Treatment Options for Rheumatoid Arthritis
Drug Therapy for Rheumatoid Arthritis
Because damage to the joints occurs early in the course of rheumatoid arthritis (RA), early diagnosis and treatment is crucial for halting progression of the disease and preserving functional ability. Although RA is a life-long illness for which currently there is no known cure, early and aggressive treatment can help to slow down the disease progression and prevent disability.
In general, there are four major categories of drugs that are used for the management of patients with RA:
- Nonsteroidal anti-inflammatory drugs (NSAIDs)
- Corticosteroids
- Disease-modifying antirheumatic drugs (DMARDs)

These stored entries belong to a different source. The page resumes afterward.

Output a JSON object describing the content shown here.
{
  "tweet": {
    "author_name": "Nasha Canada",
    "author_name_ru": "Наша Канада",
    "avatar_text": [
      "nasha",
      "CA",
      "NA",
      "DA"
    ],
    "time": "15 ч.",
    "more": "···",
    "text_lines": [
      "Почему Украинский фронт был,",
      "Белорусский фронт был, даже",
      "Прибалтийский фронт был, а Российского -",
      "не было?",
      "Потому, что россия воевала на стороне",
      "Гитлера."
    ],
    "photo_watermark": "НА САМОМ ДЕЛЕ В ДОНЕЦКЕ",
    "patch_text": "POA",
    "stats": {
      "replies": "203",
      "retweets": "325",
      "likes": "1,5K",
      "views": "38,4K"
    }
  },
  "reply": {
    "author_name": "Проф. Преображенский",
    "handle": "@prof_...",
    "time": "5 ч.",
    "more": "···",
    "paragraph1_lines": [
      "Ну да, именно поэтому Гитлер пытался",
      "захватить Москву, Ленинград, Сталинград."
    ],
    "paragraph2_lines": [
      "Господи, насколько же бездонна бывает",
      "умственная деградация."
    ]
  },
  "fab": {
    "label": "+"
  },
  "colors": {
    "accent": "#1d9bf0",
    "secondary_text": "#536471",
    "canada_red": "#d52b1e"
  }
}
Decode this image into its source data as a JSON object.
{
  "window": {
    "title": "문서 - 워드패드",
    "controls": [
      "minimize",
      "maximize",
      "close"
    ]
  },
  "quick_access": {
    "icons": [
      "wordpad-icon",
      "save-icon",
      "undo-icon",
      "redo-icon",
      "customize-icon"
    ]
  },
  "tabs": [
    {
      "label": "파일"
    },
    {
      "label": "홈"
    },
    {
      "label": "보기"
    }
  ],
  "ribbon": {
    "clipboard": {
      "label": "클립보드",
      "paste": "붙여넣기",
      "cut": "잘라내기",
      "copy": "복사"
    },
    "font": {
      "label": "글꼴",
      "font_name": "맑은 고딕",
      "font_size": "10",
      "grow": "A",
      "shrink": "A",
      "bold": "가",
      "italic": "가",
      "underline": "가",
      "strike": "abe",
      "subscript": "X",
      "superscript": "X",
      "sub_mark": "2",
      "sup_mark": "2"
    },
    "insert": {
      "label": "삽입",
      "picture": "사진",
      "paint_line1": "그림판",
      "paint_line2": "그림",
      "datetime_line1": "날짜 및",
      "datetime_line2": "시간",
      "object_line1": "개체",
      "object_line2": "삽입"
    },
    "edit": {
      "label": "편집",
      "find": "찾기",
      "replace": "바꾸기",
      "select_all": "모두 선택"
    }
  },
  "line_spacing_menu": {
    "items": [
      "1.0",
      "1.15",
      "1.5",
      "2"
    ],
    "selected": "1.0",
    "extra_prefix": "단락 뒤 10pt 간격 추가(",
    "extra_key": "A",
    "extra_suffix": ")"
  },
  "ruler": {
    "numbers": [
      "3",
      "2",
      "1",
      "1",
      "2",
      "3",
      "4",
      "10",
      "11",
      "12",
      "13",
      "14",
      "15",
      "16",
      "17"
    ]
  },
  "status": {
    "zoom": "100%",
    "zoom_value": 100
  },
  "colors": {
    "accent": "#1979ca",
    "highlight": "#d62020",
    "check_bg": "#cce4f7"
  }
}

- Selective costimulation modulators
Nonsteroidal Anti-Inflammatory Drugs
Nonsteroidal anti-inflammatory drugs (NSAIDs) are usually used for the management of pain, inflammation, and stiffness in patients with early-stage rheumatoid arthritis (RA). Because NSAIDs do not alter the course of the disease, they are usually used together with another class of drugs known as disease-modifying antirheumatic drugs (DMARDs) which are the only medications that are known to slow down the progression of RA. Patients with early-stage RA may be started on NSAIDs for a short period of time to control pain, inflammation, and stiffness. As soon as the diagnosis of RA is established, a DMARD is usually added for long-term therapy. Long-term use of NSAIDs (with or without DMARDs) poses a risk of gastrointestinal perforation and bleeding so patients must be carefully monitored to prevent this potentially serious side-effect of NSAID therapy.
Examples of medications that belong to the NSAID category of drugs include:
- Aspirin (e.g., Bayer)
- Acetaminophen (e.g., Tylenol)
- Ibuprofen (e.g., Motrin)
- Naproxen (e.g., Aleve)
- Cox-2 inhibitors (e.g., Celebrex)
- Diclofenac (e.g., Voltaren)
- Indomethacin (e.g., Indocin)
- Ketoprofen (e.g., Orudis)
Corticosteroids
Corticosteroids, such as prednisone , are highly potent anti-inflammatory agents that are useful for controlling the chronic inflammation that is responsible for causing joint damage in patients with rheumatoid arthritis (RA). In general, corticosteroids are used together with disease-modifying antirheumatic drugs (DMARDs)in a type of treatment known as "bridging therapy". Because corticosteroids work much more quickly than DMARDs, they are often used to "bridge" the time interval from when DMARDs are started until their maximum efficacy can be realized (usually several weeks or months). Corticosteroids (e.g., prednisone) may be given orally or injected directly into an arthritic joint. Due to their potentially serious side-effects, corticosteroids are used at the lowest effective doses and treatment is usually of short duration.
Potentially serious side-effects of corticosteroids (especially with long-term use) include:
- Osteoporosis - brittle bones
- Muscle atrophy and weakness
- Cataracts
- Hypertension
- Diabetes
- Increased susceptibility to infections
The American Academy of Rheumatology recommends that patients who are being treated with corticosteroids should also take calcium (1.0-1.5 grams/day) and vitamin D (400-800 IU/daily) to prevent osteoporosis and reduce the risk of vertebral fractures.
Disease-Modifying Antirheumatic Drugs
In recent years, disease-modifying antirheumatic drugs (DMARDs) have become the mainstay of drug therapy for rheumatoid arthritis (RA) because currently this is the only class of medications that has been shown to halt the progression of the disease and reduce the risk of long-term disability. Most experts are in agreement that because joint damage occurs early in the disease process, patients with RA should be started on DMARDs within 3 months of the onset of symptoms of the disease. Outcome of RA may be improved by early treatment with DMARDs.